Bowling percolation puzzle

FiveThirtyEight has an interesting column, Riddler column, which I follow with great interest. In this post we will take a look at bowling percolation puzzle formulated as Riddler Classic puzzle for August 5th post.

Puzzle

In short (see the original post for a more detailed formulation), we have \( N^2 \) bowling pins arranged in a rhombus pattern. The first (topmost) pin is always hit by the bowler, but further pins must be knocked down by the pins in front. Actually, let us assume that \( p \) is the probability (which depends on the bowlers skill) for a falling pin to knock down either of the pins directly behind it (independently of each other).

If there is just one pin behind a fallen pin, it will be knocked down with probability \( p \). If there two pins, then there is \( p^2 \) probability that both pins will go down and \( 2 p (1-p) \) chance that a single pin (either of the two) will go down.

Given this mechanism, what is the probability to hit the last (bottommost) ping? How does it depend on \( p \)?

Solution

General analytical solution for arbitrary \( N \) is quite cumbersome to obtain. Actually, it is an unsolved problem in the percolation theory. Yet this problem is quite approachable to be solve numerically.

Below you should see an interactive app, which allows you to experiment with this puzzle numerically. You can change \( N \) and \( p \) values to observe what happens. Smaller \( N \) are best for visual viewing purposes, otherwise larger \( N \) should produce the same results plus reveal additional information.

On the left hand side of the app pins are shown. Some of them are highlighted (with red outline). State of the highlighted pins is observed over iterations of the simulation.

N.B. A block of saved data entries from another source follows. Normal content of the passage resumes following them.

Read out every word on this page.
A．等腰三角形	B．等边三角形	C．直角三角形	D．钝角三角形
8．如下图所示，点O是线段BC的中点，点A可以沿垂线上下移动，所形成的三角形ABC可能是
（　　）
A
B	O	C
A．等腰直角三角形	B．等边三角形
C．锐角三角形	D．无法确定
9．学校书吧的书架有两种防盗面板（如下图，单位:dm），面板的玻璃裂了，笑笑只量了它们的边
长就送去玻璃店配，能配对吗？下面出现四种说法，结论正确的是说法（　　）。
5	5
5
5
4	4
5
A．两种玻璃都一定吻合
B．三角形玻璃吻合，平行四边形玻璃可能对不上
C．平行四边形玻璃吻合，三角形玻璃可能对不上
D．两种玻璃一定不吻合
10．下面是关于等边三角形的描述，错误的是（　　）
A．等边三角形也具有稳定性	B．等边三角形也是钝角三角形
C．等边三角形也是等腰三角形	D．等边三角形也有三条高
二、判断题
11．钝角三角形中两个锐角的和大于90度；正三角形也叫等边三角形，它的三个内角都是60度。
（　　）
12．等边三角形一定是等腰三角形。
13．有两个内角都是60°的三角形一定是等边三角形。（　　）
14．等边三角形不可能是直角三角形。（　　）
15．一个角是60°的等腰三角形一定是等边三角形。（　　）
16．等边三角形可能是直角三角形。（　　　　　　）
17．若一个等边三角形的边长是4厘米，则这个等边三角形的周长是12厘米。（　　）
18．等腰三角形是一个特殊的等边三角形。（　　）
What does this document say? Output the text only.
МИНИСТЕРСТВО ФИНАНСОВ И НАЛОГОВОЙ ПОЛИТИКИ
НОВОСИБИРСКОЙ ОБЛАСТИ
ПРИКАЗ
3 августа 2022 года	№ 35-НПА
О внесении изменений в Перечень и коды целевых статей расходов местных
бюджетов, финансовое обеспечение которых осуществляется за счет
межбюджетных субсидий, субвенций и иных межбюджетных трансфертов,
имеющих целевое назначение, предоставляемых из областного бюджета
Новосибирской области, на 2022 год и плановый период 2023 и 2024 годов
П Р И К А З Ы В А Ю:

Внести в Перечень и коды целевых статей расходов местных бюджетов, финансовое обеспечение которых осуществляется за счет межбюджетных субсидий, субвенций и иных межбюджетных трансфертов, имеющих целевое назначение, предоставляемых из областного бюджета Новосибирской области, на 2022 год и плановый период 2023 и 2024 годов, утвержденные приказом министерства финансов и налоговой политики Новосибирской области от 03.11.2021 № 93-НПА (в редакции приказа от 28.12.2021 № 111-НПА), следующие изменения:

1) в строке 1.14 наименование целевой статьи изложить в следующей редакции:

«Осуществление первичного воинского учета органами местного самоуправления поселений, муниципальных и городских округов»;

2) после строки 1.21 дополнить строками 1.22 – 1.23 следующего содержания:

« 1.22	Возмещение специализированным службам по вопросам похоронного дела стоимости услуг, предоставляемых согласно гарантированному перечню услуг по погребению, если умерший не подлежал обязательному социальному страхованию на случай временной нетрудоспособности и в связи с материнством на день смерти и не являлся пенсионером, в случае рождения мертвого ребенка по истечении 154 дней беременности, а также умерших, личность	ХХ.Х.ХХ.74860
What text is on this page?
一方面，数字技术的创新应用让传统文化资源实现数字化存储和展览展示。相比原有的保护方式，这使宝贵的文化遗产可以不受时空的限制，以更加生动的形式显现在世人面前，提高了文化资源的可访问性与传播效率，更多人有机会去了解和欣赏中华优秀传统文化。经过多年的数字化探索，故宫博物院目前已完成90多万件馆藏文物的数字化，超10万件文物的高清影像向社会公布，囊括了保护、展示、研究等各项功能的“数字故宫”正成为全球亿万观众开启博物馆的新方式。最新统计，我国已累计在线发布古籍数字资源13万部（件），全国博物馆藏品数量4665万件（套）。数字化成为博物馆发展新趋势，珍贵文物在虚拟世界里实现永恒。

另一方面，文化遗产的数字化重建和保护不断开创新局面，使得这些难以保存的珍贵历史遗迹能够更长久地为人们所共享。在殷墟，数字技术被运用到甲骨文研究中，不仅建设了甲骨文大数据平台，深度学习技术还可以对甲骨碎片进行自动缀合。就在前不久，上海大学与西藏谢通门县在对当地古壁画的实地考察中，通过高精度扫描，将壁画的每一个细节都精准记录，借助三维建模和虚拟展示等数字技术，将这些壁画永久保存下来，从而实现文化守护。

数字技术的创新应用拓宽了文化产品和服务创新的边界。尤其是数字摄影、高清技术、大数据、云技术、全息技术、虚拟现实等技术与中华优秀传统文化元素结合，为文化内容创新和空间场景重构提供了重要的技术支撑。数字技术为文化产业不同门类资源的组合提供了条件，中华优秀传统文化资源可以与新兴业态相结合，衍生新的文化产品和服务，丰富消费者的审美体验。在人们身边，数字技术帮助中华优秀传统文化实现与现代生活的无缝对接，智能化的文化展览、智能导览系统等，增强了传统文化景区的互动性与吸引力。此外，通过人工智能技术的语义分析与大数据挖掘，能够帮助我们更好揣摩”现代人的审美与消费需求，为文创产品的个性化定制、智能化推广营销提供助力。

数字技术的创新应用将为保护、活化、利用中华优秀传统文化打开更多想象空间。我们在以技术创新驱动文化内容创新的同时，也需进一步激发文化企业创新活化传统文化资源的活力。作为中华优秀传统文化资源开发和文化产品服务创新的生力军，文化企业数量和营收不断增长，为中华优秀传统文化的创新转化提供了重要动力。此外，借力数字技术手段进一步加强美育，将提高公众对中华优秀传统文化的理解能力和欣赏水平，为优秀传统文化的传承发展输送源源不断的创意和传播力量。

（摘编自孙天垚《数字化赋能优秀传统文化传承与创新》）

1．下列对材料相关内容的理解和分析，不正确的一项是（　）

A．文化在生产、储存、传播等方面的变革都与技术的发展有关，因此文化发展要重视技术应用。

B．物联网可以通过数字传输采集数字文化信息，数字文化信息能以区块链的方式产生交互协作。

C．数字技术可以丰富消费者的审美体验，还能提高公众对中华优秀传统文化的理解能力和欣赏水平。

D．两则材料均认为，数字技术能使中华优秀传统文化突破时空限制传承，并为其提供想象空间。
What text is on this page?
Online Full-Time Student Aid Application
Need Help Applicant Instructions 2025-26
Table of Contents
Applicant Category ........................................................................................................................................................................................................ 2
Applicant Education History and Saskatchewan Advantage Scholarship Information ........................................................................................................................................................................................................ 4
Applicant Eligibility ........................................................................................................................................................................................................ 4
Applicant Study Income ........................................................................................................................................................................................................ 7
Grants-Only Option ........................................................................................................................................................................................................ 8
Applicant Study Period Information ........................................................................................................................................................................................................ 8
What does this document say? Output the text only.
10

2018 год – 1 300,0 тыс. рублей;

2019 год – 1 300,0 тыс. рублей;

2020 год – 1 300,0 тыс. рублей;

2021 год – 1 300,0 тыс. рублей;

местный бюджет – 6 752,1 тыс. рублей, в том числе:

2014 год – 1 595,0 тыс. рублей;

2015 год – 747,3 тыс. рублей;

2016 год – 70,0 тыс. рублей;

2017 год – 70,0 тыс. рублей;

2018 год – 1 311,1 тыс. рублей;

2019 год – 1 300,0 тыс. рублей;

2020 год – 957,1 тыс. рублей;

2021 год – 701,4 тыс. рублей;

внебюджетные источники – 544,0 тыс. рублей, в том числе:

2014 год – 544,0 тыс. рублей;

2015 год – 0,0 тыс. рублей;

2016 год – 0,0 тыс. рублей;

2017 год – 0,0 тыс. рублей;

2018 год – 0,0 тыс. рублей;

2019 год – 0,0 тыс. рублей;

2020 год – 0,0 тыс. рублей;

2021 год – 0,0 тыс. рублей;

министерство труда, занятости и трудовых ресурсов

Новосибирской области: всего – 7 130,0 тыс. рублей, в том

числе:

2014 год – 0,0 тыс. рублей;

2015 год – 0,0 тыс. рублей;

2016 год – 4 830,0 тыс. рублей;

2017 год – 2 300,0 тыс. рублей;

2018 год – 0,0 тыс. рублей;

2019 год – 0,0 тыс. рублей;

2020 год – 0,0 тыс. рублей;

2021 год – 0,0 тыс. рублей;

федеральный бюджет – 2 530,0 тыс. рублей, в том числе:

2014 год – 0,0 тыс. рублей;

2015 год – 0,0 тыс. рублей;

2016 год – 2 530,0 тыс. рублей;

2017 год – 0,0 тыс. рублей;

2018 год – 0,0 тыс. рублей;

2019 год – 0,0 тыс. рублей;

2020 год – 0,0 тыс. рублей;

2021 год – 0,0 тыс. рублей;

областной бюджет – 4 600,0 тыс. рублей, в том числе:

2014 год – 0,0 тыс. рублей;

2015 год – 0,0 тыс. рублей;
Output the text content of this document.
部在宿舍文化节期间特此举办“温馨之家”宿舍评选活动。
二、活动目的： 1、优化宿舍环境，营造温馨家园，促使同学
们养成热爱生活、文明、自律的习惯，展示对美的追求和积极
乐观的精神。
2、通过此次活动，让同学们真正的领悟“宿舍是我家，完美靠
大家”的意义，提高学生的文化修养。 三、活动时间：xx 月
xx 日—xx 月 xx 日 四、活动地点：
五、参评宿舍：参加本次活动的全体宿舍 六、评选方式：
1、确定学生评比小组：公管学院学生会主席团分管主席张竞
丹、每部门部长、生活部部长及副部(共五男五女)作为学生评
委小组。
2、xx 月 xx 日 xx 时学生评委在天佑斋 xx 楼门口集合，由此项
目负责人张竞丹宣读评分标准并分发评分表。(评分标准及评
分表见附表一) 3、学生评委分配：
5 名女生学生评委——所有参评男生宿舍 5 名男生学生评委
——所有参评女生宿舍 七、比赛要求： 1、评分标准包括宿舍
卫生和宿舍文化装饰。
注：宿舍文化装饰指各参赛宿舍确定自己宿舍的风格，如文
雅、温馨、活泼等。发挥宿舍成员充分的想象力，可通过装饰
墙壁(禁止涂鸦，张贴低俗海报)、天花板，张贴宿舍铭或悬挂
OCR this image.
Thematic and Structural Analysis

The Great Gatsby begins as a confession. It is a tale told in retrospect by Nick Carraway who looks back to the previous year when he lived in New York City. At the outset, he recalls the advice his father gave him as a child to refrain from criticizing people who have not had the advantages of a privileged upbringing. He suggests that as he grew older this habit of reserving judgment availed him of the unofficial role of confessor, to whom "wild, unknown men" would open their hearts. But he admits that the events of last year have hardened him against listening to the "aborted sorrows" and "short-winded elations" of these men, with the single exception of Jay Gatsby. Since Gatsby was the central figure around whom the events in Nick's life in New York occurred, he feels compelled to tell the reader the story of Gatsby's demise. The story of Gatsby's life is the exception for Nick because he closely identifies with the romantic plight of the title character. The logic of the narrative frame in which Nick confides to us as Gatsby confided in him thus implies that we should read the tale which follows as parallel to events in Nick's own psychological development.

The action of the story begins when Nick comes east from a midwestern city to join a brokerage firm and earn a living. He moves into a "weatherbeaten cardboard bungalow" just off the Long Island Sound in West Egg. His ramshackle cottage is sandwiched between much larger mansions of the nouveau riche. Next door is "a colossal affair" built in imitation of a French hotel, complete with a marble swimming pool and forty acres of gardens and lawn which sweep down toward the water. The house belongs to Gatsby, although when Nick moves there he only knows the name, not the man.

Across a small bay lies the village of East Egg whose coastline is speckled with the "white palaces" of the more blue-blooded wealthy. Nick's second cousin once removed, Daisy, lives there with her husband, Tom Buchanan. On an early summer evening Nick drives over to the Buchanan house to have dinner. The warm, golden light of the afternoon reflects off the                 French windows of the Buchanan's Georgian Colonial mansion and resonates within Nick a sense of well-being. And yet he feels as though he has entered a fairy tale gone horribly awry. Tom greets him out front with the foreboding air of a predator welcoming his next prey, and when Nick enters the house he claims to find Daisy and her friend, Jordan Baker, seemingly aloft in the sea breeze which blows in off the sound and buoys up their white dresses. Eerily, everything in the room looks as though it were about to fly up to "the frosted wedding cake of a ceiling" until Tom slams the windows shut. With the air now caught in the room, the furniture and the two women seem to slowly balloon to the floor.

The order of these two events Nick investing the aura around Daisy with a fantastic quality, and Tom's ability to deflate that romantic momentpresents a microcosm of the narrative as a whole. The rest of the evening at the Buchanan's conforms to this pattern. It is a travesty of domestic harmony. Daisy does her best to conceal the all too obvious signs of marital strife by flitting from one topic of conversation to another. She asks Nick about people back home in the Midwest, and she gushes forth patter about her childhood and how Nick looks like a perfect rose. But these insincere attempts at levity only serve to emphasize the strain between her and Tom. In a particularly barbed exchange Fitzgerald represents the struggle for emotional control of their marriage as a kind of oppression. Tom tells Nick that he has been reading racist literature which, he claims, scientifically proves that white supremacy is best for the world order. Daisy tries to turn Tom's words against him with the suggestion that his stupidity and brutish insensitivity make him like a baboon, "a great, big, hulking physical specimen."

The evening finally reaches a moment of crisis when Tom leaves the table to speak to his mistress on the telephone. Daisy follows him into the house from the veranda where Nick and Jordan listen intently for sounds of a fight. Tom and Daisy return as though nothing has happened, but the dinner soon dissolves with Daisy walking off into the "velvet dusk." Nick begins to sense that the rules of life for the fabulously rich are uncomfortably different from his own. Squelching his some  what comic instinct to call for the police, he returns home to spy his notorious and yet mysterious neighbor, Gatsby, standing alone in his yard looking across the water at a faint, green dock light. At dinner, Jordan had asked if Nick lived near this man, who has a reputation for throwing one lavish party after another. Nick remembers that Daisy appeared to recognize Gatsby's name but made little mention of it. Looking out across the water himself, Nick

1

On the right hand side of the app there is a plot which shows how empirical probability (frequency) changes as the state of the middle pins of deeper rows is observed. As this dependency appears to be close to exponential, on the y axis of the plot we have base 10 logarithm of the empirical probability itself. Note that for larger \( p \) the dependence flattens out: if \( p \) is larger than some critical value, then the system will percolate (bottommost pin will be knocked down) with non-zero probability.